Vice presidents thrust into office have been an uneven lot. Andrew Johnson, who followed Abraham Lincoln, was a Democrat and a disaster as president, with none of the strength of character or the leadership abilities necessary to restrain the Radical Republicans who imposed a harsh Reconstruction on the South.
Harry Truman was the happy surprise, a man the public never imagined was prepared to be president. FDR never made him privy to his war policies. But Truman was a quick learner. His integrity, grit and native intelligence informed his leadership, and he emerged a strong president.

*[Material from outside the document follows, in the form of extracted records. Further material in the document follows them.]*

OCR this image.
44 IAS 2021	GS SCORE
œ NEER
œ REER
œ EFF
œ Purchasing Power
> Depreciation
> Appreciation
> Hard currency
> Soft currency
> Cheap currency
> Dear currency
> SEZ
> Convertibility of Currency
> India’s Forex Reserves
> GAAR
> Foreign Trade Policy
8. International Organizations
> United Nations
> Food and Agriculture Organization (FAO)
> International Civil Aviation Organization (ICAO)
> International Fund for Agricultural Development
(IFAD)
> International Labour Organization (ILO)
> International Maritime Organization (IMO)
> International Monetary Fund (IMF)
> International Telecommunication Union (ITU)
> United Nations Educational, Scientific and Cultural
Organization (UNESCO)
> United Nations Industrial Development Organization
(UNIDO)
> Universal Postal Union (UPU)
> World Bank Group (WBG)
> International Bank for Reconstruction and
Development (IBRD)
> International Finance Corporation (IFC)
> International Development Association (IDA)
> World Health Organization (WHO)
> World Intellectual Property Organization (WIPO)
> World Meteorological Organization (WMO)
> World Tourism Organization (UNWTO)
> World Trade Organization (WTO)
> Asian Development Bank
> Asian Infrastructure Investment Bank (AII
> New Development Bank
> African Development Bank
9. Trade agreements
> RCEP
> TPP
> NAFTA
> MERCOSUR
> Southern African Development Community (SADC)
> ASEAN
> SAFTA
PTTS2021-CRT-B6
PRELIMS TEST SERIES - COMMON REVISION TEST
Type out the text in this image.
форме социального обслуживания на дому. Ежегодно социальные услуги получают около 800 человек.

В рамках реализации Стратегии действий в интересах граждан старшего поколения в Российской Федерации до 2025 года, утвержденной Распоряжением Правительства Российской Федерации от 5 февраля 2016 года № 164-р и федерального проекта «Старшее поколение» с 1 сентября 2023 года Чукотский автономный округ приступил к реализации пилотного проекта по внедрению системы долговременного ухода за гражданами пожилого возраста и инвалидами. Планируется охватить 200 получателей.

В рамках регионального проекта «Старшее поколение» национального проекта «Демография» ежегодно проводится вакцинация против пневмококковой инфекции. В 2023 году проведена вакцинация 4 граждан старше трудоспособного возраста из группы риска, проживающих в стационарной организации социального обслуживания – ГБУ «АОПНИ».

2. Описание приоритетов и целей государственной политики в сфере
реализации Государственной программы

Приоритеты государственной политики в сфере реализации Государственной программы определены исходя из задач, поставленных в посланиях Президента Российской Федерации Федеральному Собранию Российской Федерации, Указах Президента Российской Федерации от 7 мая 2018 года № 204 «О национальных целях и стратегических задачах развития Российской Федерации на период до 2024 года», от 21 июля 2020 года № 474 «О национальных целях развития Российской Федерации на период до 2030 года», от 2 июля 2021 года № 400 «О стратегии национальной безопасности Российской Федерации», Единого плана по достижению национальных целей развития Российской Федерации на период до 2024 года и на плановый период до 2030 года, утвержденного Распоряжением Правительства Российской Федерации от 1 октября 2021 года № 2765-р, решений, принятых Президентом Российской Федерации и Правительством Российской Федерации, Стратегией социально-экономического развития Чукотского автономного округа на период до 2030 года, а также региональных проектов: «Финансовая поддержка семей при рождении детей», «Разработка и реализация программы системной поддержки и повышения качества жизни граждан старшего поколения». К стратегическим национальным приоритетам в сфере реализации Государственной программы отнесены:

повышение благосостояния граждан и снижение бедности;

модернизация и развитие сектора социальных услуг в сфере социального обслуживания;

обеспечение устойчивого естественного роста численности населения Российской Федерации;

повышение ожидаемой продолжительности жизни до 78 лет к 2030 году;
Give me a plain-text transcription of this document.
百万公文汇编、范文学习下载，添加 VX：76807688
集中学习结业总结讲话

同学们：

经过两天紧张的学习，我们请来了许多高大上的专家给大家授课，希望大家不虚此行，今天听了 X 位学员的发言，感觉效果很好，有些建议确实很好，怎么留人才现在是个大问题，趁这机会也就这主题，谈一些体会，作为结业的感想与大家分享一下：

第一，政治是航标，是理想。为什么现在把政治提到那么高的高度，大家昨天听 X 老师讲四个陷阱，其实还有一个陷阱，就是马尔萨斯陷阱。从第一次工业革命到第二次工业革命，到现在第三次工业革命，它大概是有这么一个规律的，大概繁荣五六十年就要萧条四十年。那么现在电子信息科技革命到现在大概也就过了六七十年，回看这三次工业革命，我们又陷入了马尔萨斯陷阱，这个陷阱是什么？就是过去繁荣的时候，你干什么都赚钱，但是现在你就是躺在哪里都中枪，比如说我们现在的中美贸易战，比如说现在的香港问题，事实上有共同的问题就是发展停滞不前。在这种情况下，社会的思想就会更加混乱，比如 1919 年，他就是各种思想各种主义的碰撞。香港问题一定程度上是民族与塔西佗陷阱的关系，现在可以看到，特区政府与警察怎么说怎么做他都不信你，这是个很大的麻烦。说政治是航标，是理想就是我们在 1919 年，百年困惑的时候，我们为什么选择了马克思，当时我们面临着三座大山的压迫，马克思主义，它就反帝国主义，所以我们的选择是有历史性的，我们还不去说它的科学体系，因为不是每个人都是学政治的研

But all that was in a time and place long ago and far away. In our image-driven age, we're always at risk of choosing celebrity over character, sensation over substance, suckers for the slick fix when things get complicated. The clever sound bite, the catchy phrase triumphs over the methodical argument. Reading takes work. Seeing does not. A get-out-the-vote group in San Francisco offers free manicures and nail files to encourage single women to register to vote. A Washington political action committee signs up singles parties with free bikini waxes and yoga classes. Democrats in Pennsylvania built a registration drive over a beer tasting. Customers of strip clubs in 18 states are treated to "voter appreciation" parties.
John Edwards says we live in two Americas, and he may be right. But the two Americas are not about the haves and the have-nots. They're about those who take the world seriously and those who don't.